First, you did mention that you don’t watch the programme, so perhaps first it would be an idea if you took a look!

But, assuming that you know of it, I’m not sure that it’s a cartoon. My point is that it migt not actually by the caricature that it is taken to be. Yesterday I saw, for the first time, A Clockwork Orange, and I have reactions to both that are similar in some respects. Both are highly stylised, both are cartoonish, and yet both seem to have something to say. More than, say, Sex and the City or Fear Factor or *The Amazing Race * or Queer Eye or America’s Top Model. Or indeed a film like Philadelphia, which wears its earnestness and its ambition on its sleeve.

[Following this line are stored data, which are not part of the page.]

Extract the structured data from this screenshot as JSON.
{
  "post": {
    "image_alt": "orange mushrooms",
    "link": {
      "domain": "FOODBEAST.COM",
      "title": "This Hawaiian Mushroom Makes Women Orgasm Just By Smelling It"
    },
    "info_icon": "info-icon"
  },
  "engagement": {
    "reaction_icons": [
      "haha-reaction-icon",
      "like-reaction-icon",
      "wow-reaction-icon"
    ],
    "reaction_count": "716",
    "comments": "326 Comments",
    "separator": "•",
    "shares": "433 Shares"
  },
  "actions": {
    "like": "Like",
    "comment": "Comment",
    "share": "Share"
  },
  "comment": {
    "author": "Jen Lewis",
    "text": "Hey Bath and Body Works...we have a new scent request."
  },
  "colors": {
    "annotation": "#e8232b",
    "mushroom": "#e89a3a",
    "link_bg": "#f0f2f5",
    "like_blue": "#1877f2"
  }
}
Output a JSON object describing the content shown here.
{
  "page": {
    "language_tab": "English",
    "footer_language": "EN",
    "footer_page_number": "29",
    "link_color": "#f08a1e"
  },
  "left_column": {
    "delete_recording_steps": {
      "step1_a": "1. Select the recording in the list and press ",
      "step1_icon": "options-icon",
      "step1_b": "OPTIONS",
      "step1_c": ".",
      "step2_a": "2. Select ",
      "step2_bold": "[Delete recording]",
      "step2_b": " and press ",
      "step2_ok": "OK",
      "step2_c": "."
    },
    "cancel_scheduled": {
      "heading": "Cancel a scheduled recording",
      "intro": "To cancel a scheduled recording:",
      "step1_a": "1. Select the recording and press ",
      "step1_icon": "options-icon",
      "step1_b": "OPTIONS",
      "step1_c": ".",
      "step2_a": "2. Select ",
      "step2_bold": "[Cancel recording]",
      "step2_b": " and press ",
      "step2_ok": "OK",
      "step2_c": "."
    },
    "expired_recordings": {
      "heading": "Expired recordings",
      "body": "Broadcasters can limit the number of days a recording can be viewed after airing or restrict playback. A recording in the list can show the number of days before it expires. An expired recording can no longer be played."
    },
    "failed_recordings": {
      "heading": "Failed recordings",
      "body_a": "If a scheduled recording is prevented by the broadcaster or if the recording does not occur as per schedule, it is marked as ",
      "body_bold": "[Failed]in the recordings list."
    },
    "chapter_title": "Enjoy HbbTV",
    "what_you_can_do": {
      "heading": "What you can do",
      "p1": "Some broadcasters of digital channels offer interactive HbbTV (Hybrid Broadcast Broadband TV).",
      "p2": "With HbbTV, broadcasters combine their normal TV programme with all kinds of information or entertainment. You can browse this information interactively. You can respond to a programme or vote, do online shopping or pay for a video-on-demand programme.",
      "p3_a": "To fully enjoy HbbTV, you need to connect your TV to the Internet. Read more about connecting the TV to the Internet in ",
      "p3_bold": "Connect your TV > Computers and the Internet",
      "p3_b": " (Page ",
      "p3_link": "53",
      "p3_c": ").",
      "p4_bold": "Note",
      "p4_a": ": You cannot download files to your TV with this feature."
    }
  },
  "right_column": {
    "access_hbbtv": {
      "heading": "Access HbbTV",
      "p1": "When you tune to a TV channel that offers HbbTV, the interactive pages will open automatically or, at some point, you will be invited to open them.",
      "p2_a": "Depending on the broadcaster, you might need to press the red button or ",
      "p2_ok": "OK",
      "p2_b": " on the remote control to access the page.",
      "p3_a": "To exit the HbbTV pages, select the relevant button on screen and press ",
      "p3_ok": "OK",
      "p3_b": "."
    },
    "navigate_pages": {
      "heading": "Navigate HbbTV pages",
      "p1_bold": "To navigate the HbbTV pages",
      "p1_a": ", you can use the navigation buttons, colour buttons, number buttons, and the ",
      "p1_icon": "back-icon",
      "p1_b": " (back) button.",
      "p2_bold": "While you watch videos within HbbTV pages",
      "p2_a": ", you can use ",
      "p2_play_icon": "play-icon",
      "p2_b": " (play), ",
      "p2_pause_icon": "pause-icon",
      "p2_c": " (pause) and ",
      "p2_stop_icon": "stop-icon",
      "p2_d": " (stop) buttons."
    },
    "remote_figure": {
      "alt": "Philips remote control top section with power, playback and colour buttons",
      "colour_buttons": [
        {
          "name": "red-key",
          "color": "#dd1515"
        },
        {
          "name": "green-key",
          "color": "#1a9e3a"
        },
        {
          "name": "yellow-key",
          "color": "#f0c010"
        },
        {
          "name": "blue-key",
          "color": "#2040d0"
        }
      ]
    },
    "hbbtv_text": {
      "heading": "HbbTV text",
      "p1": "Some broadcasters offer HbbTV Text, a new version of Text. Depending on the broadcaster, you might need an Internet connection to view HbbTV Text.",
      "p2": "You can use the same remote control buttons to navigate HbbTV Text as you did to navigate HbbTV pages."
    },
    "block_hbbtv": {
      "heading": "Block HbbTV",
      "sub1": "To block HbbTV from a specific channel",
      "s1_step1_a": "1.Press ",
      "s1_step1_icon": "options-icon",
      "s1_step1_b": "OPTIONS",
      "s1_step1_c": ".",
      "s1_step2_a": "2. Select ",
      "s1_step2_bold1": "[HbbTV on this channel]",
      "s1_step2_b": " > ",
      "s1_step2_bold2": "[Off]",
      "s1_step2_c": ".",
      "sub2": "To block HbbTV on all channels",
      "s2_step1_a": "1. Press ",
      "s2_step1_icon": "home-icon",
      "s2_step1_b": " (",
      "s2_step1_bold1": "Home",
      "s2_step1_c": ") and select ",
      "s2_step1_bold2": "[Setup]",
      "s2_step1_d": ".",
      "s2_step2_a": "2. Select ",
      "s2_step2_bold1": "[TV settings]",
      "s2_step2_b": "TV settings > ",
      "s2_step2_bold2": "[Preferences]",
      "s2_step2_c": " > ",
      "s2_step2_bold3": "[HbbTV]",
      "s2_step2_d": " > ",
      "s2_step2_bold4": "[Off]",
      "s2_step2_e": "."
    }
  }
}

In the last episode I saw (Season 1, I believe) some rich doctor swaps his girlfriend for a Lamborghini. Ridiculous? Yes. Believable? Yes. People in the States (and elsewhere) actually do things like this. I used to love watching New Detectives and Medical Detectives on Discovery, not just for the forensic stuff (fascinating) but for the human stuff (even more fascinating). There are people, professional people (men and women) who really do kill their spouses - and if necessary their family - for money, or “love”.

Any work that explores the human condition, and that thing we call “love”, is valuable. And my contention is that the more “superficial” shows often do this best.

roger, you don’t know anything about American life. Sorry.

Also, the fact that a piece of art lacks an overt message doesn’t mean it can’t tell you anything about the culture that produced it. Many shows - Sex and the City is a good example - show you the kind of life people want to lead. The women in that show have everything and are independent and successful. It’s a kind of fairytale version of New York City life. It shows you what some people think of that kind of life, and what others would like it to be like. Reality shows like America’s Next Top Model are similar. The people on the show want to feel appreciated and beautiful and successful, and the people watching either identify and wonder if it could happen to them, or they get behind contestants and root for them. Nip/Tuck (no, I don’t watch) is pretty different, it overplays the seediness and shallowness of a particular lifestyle to be shocking, intriguing, hip, and maybe to make some commentary. This seems about as valid as saying “The Sopranos holds up the mirror to American life.” It’s not even close to close. You’re also assuming that American life is much more homogenous than it is.

Hey! I spent 2 weeks there in 2003. And I’ve learned heaps from this message board.

But, sorry, you’re all the same…

I feel like I’m supposed to reply to that, but it seems unnecessary to say anything.

I’ve watched enough to know that I don’t like it.

As for all your comments about American life and Americans, well, this isn’t the Pit (yet), so if I can’t say anything nice I won’t say anything at all.